Danielle Leite, de 41 anos, é fonoaudióloga no Hospital Regional e trabalha na parte de amamentação e deglutição e conta que quando ficou sabendo do estudo, quis participar. "Estou super confiante, espero que dê certo porque a gente precisa o mais rápido possível. Tenho filho pequeno e pais idosos, fico muito preocupada de levar a doença para casa", fala.  Doutor em Doenças Infecciosas, o enfermeiro Everton Ferreira, de 32 anos, se sentia orgulhoso em fazer parte dos testes. "Como profissional de saúde e pesquisador, sei da importância dos estudos científicos e estou feliz de poder contribuir", disse.


Dentre todos os participantes, Danielle e Everton receberam todas as orientações de como vai funcionar e por quanto tempo será a pesquisa. A vacina BCG foi aplicada no braço, em cima da marca já existente da BCG tomada na infância, e só aconteceu depois que os dois realizaram os exames swab e coleta de sangue.  Coordenador da pesquisa, o médico Júlio Croda explicou como a vacina atua no corpo e ressaltou que se trata de um estudo internacional. "São 10 mil profissionais de saúde convocados no mundo toda.

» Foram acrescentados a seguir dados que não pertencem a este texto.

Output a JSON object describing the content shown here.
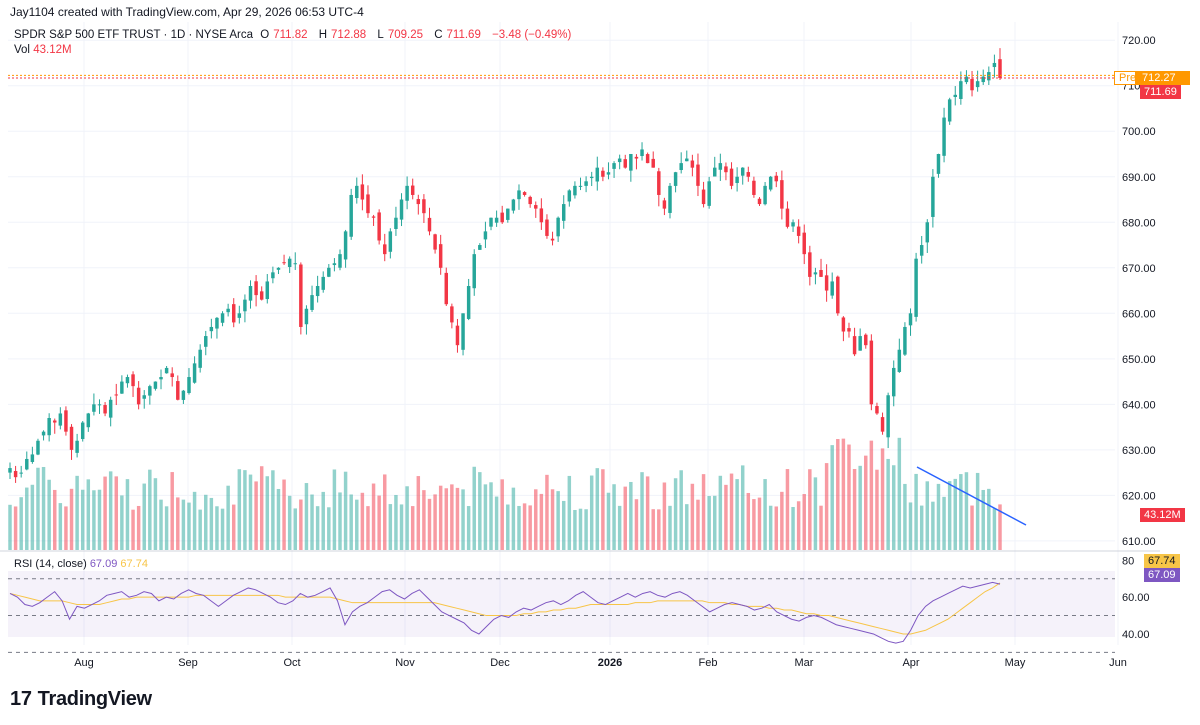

A Austrália já recrutou 3 mil, hoje Campo Grande está começando com 2 mil e no mês que vem, a pesquisa vai começar o recrutamento no Rio de Janeiro, com mais 1 mil profissionais de saúde", descreveu.

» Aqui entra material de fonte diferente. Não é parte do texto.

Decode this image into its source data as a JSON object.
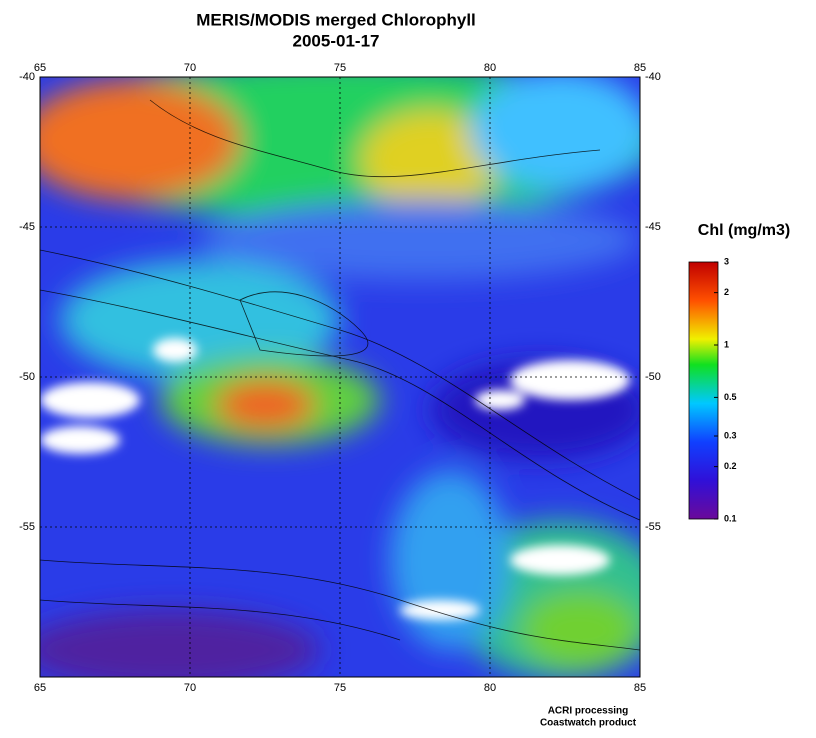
{
  "map": {
    "title": "MERIS/MODIS merged Chlorophyll",
    "date": "2005-01-17",
    "lon_lim": [
      65,
      85
    ],
    "lon_ticks": [
      65,
      70,
      75,
      80,
      85
    ],
    "lat_lim": [
      -40,
      -60
    ],
    "lat_ticks": [
      -40,
      -45,
      -50,
      -55
    ],
    "colorbar": {
      "label": "Chl (mg/m3)",
      "lim": [
        0.1,
        3
      ],
      "log": true,
      "ticks": [
        3,
        2,
        1,
        0.5,
        0.3,
        0.2,
        0.1
      ]
    },
    "credits": [
      "ACRI processing",
      "Coastwatch product"
    ]
  }
}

Croda também ressaltou que se trata de um teste e que nada foi comprovado da atuação da vacina da covid-19. "Por isso a gente pede para as pessoas não irem até as unidades de saúde para pedir a aplicação da BCG, mesmo sendo uma vacina antiga, nada foi comprovado".  Coordenadora da Fiocruz em Mato Grosso do Sul, Gislaine Guilhermino fala que o estudo trouxe e deixará um legado para Mato Grosso do Sul. "Coloca em destaque a nossa competência técnica e científica e o Estado em uma situação de protagonismo na busca de respostas para a sociedade".

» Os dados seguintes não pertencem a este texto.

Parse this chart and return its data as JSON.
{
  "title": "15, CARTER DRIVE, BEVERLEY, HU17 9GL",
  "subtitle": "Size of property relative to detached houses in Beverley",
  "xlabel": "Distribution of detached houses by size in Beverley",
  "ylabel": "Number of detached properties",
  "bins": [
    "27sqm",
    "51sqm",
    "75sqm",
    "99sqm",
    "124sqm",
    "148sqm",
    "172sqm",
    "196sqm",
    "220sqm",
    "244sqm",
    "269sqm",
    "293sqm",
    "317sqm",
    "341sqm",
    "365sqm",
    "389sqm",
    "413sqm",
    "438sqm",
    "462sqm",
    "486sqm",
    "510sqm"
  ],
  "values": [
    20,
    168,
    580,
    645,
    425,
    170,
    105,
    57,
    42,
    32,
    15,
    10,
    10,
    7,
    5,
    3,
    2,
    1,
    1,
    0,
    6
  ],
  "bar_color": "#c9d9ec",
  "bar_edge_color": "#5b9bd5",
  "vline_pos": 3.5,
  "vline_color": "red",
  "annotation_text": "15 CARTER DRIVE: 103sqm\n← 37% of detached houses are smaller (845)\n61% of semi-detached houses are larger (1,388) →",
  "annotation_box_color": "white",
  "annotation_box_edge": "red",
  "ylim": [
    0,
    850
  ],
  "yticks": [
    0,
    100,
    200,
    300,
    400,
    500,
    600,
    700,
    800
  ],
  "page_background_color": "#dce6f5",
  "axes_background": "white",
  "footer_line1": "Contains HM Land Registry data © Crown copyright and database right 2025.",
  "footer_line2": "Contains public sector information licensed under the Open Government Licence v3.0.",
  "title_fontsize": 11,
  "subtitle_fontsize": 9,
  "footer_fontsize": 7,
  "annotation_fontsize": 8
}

Secretário estadual de Saúde, Geraldo Resende emendou dizendo que toda a parte estrutural está disponível, como o Lacen (Laboratório Central de Mato Grosso do Sul), bem como todos os profissionais da saúde. "Queremos continuar a parte de pesquisa, já celebramos três acordos de cooperação e estamos na expectativa de assinar mais um até o final do ano. Esperamos que Mato Grosso do Sul possa contribuir para este objetivo principal, de encontrar uma vacina para a covid".